11 Responses to (5e) Belmey

  1. squeen says:

    “Enthusiasm does not a good adventure make.”

    Another pearl of wisdom. I read. I learn. I revise. Just rewrote a section of my “unpublished” work that was over five years old. If there’s a mistake to be made—I’ve made it. I cringe now everytime (which if in the several dozens) that I read “This used to be…”.

    Thanks for the guidance.

  2. Noah says:

    Smarmy tone marred by frequent typos and jargon

    2/5 would read again

  3. Dave says:

    “Ghoul miners dug this tunnel.” They’re still digging the far end, and will continue to do so until they’re interfered with. They cover X feet per day, if the party ever comes back and wants to see how far the tunnel goes.

    See now that would be a cool throwaway line. It’d be really nice if the designer put that in, but even if they don’t, if what they do put in is enough for me to riff off of then I can forgive “ghoul miners dug this tunnel.”

  4. Scott Anderson says:

    You ever write an adventure? I think I’d like to see a Bryce adventure.

  5. john gorkowski says:

    “My belief is that designers don’t know what a good adventure looks like, a good published adventure anyway. They are flooded with bad examples, from WOTC, from PAIZO, through the marketplaces.”

    True, most adventures read as if they were written not only by the author, but also FOR the author. In other words, the author does NOT understand the need to write for and to the referee and players. Instead, he/she writes for his/her own consumption, noting thoughts when they occurred rather than putting them down in a concise, well ordered way that facilitates reading and reference in real time, by someone else. So I appreciate what this blog does for design.

    Keep in mind, this problem is universal and not limited to adventure design. These same issues surface at work all the time. No matter how many Power Point classes we attend, people still give presentations by turning their backs to the audience and reading the way-too-dense slide verbatim. That’s a classic violation of “good” presentation skills that we witness all the time.

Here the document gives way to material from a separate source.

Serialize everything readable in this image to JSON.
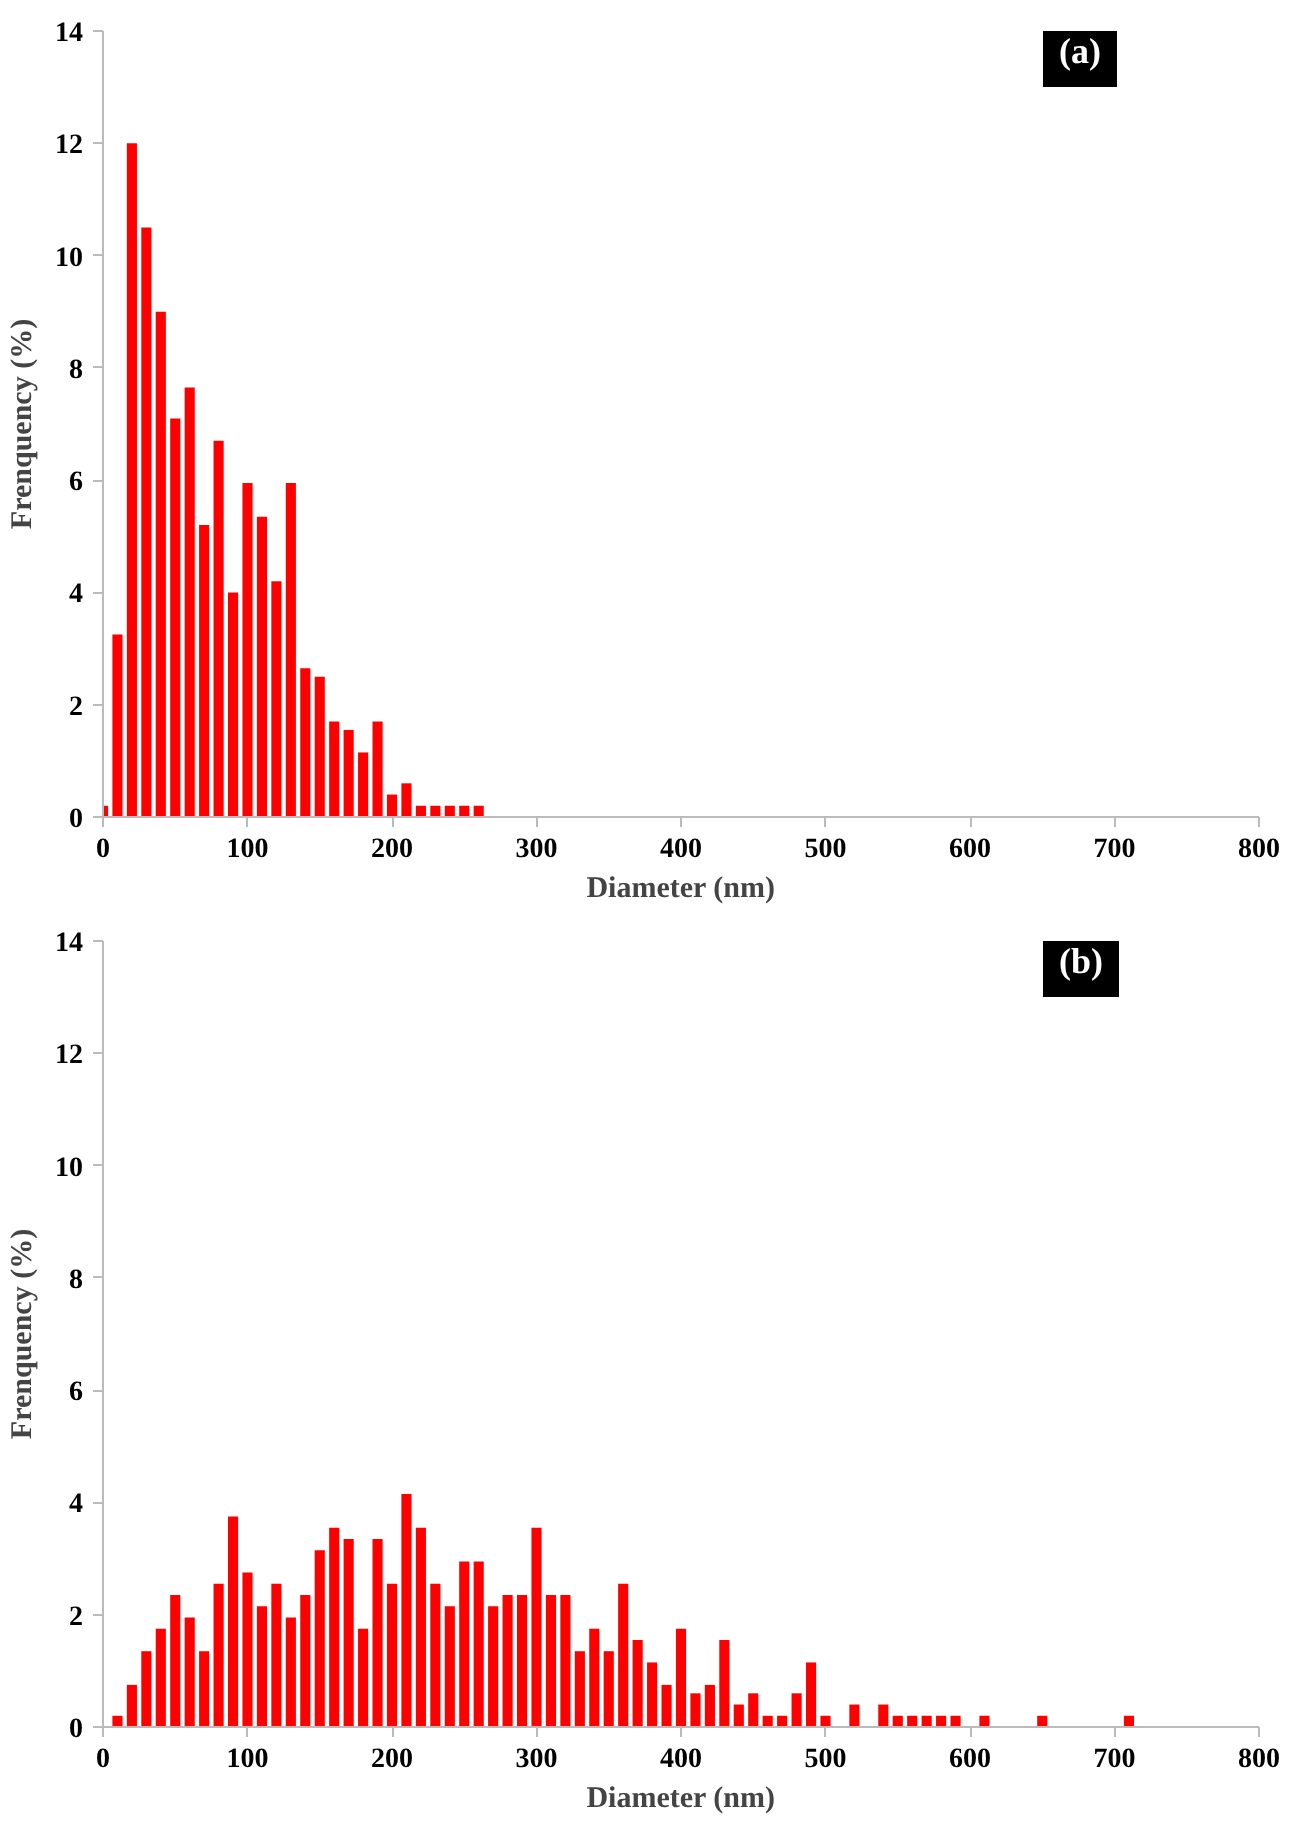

    So, I believe we can draw inspiration and improvement from the fundamentals of good presentations. In a sense, that’s what an adventure is – a presentation.

    • Bryce Lynch says:

      Good point. We generally like to assume that lawyers, doctors, cor-workers, etc all are competent … when in fact they are all just people muddling through.

  6. Anonymous says:

    The adventure is named “Belmey”, not “Belmay” as you have it. Should probably fix that so people can find it with your search.

  7. Robert says:

    I…I think I understand now! Bryce is such a mean reviewer because music critics like to savage Frankie Goes to Hollywood. “One-hit wonders who verged on being one-hype wonders. Frankie Goes to Hollywood was supposed to represent the arty upside to the Reagan era’s wretched excess; sadly, the only upside evident in the sprawling Welcome to the Pleasuredome was that Trevor Horn’s high-gloss production periodically overcame the group’s utter incompetence.” Ouch!